Of course, you will always have people who play these high school games of "who's hot and who's not", of course you will always have social hierarchies based on superficial things that will never add anything of value or originality to the conversation (and as consequence, progress and exploring the boundless depth of collaborative imagination will take longer to come to the forefront, so we get even MORE Siouxsie and the Banshees makeup tutorials), and the thing is: it is all necessary.

Goth kids of any background are not defined by how well they adhere to the mold, but how they overcome their frustration not only for themselves but in a way that will inspire the next person. That's how you get the elaborate branches of goth style, despite how loudly some cry out against it. That's how we become aware of new, interesting things, concepts, music, art, events. You will always have people who want the easy way to something, playing on emotions like lust and rage, for a glimmer of self-worth, but the true weird kids, the other of the other of the other, we always want more and sometimes we like to share it.

If that sounds any of this sounds like you, you deserve a place at the table just as much as anyone else.

Last minute questions, GO!

Do I need contacts, fangs, skin bleach, to relax my hair, lie about my age, my gender, my goth status, change my personality, drink blood, wear bondage and fetish gear in order to be goth?

No.
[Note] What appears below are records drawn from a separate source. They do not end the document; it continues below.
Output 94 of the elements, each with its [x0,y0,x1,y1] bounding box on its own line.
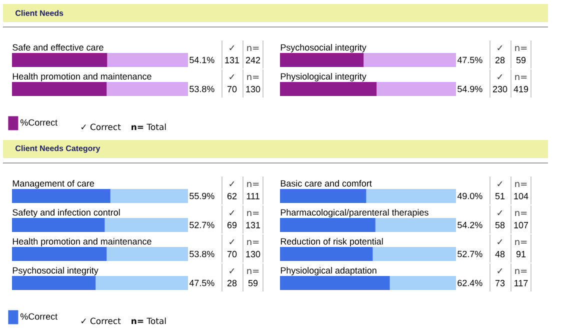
data-label: 62.4% [458,280,482,286]
bar [96,276,188,290]
text: ✓ [498,268,502,274]
text: 419 [514,86,528,92]
data-label: 49.0% [457,192,482,200]
text: n= Total [132,318,166,324]
bar [104,218,188,232]
text: n= [247,74,259,80]
y-tick-label: Reduction of risk potential [280,238,383,246]
data-label: 53.8% [190,86,214,92]
data-label: 52.7% [458,250,482,258]
text: 28 [495,56,505,64]
text: ✓ [230,239,234,244]
bar [12,218,105,232]
legend-label: %Correct [20,119,58,126]
data-label: 54.9% [458,86,482,92]
bar [12,276,96,290]
y-tick-label: Physiological adaptation [280,267,376,276]
y-tick-label: Pharmacological/parenteral therapies [280,209,428,218]
text: 59 [516,56,526,64]
y-tick-label: Management of care [12,180,94,188]
text: 73 [495,280,505,286]
text: ✓ Correct [81,124,121,130]
y-tick-label: Safe and effective care [12,44,104,51]
bar [110,189,188,204]
bar [106,247,188,262]
text: ✓ [498,210,502,216]
text: 104 [514,192,528,200]
y-tick-label: Physiological integrity [280,73,366,82]
text: ✓ [230,74,234,80]
text: n= [515,74,527,80]
y-tick-label: Health promotion and maintenance [12,238,152,246]
text: ✓ [498,239,502,244]
text: ✓ [230,45,234,50]
text: 130 [246,250,260,258]
text: n= [247,210,259,216]
bar [12,247,107,262]
y-tick-label: Basic care and comfort [280,180,372,187]
data-label: 53.8% [190,250,214,258]
y-tick-label: Safety and infection control [12,209,120,218]
text: n= [515,210,527,216]
text: 48 [495,250,505,258]
text: n= [247,240,259,245]
text: 230 [492,86,508,92]
data-label: 54.1% [190,56,214,64]
text: n= Total [132,124,166,130]
text: n= [515,268,527,274]
text: 62 [227,192,237,200]
bar [280,189,366,204]
text: 70 [227,86,237,92]
text: 131 [246,222,260,228]
data-label: 47.5% [189,280,214,286]
text: 59 [248,280,258,286]
text: n= [247,268,259,274]
text: n= [515,46,527,51]
text: 58 [495,222,505,228]
text: n= [247,182,259,188]
y-tick-label: Psychosocial integrity [12,267,98,276]
text: ✓ [230,210,234,216]
text: 130 [246,86,260,92]
y-tick-label: Psychosocial integrity [280,44,366,52]
text: ✓ [230,181,234,186]
text: 70 [227,250,237,258]
legend-label: %Correct [20,313,58,320]
text: 69 [227,222,237,228]
text: 107 [514,222,528,228]
bar [280,218,376,232]
bar [280,247,373,262]
text: ✓ [498,45,502,50]
text: ✓ [498,181,502,186]
text: 131 [225,56,240,64]
data-label: 47.5% [457,56,482,64]
bar [280,276,390,290]
data-label: 54.2% [458,222,482,228]
text: n= [515,182,527,188]
text: ✓ [498,74,502,80]
text: 91 [516,250,526,258]
bar [375,218,456,232]
text: 242 [246,56,260,64]
bar [372,247,456,262]
text: 117 [514,280,528,286]
bar [366,189,456,204]
bar [12,189,110,204]
text: ✓ Correct [81,318,121,324]
text: 111 [246,193,260,200]
text: n= [515,240,527,245]
y-tick-label: Health promotion and maintenance [12,73,152,82]
text: 28 [227,280,237,286]
bar [390,276,456,290]
text: ✓ [230,268,234,274]
data-label: 52.7% [190,222,214,228]
text: 51 [495,193,505,200]
data-label: 55.9% [190,192,214,200]
text: n= [247,46,259,51]
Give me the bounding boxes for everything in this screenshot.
What you contribute>  stuff you have. If people are pressuring you to lie about who you are maybe you shouldn't be friends with those people, or rather maybe you need to look at yourself and the people you are attracting and figure out if that's what you want to be.
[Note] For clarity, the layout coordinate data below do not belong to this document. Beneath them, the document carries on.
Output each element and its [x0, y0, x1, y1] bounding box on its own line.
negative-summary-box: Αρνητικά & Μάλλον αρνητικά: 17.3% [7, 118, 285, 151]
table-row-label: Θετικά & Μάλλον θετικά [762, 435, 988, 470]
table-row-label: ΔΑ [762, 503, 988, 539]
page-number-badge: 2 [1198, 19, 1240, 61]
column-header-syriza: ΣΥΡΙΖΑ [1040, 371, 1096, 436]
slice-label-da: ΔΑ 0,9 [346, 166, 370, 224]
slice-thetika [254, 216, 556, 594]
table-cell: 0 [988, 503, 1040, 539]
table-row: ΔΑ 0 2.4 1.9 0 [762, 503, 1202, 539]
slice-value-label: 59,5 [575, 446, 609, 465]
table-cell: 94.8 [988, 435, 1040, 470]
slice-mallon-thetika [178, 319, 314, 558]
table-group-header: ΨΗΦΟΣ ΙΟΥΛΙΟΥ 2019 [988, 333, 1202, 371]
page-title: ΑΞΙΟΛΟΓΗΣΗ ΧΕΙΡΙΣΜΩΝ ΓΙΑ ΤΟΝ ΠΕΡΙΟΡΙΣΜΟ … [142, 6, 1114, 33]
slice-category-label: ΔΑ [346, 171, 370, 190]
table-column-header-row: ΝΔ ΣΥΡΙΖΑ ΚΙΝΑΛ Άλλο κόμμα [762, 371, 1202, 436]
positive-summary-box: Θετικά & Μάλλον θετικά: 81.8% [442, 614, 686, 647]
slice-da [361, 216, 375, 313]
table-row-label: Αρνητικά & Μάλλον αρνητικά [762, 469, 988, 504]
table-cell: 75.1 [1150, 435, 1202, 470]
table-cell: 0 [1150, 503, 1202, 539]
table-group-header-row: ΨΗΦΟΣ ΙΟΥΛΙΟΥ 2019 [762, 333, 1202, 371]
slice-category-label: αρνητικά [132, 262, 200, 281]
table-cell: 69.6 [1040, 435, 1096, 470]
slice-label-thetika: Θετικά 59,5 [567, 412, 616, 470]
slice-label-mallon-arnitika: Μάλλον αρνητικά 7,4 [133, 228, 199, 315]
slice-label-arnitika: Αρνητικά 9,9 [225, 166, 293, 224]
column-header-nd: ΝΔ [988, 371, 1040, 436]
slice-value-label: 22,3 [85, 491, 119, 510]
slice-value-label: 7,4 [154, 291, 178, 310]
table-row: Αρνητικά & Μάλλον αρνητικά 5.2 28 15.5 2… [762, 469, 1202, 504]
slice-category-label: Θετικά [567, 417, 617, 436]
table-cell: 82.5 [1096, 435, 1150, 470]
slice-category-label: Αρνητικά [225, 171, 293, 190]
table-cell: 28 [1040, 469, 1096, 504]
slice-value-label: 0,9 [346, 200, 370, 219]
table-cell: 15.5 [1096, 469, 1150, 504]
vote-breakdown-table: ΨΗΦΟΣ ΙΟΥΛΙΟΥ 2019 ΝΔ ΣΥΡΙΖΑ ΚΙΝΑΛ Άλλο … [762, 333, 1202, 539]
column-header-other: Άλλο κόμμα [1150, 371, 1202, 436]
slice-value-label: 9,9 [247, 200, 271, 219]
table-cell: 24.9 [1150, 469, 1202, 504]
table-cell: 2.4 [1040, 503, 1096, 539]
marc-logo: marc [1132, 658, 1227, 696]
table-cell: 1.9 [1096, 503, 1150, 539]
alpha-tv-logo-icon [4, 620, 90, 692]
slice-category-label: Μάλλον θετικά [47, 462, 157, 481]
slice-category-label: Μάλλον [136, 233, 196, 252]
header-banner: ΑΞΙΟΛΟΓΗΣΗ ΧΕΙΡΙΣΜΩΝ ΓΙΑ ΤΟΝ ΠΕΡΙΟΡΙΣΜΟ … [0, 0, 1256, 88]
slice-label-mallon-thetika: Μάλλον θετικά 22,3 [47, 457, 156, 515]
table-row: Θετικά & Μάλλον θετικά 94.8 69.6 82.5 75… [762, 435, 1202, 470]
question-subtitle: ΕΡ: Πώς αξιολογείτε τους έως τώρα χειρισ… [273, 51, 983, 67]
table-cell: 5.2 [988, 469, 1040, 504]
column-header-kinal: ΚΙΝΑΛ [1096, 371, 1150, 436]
I had a bad experience with a goth person/goth club before. You're all the same. 

I promise you, we're not. Take for example there are about five or six goth nights on a Saturday in the Los Angeles area. No two are the same.

I want to get into blogging/YouTube. 

Read this: So You Want to Be a Goth YouTuber and have fun. Link me your channel/blog. Also follow Strange After Hours, I talk more about blogging there.

What if I make a mistake or I'm not perfect? 

No matter what age you are, you are going to make mistakes. Do not let the apprehension of failure dictate your success. Try, enjoy yourself, and learn from your mistakes. Every goth was a baby bat. Every youtuber started with 0 subscribers and Instagoth with 0 followers. If you're anything like me, you also started out with 0 goth friends. TRY. LEARN. BE.

Why do you care so much? 

Little me needed a goth to look up to, and damn it, I'm not going to let them down.

Until next time,

Don't be hungry for life. Be ravenous.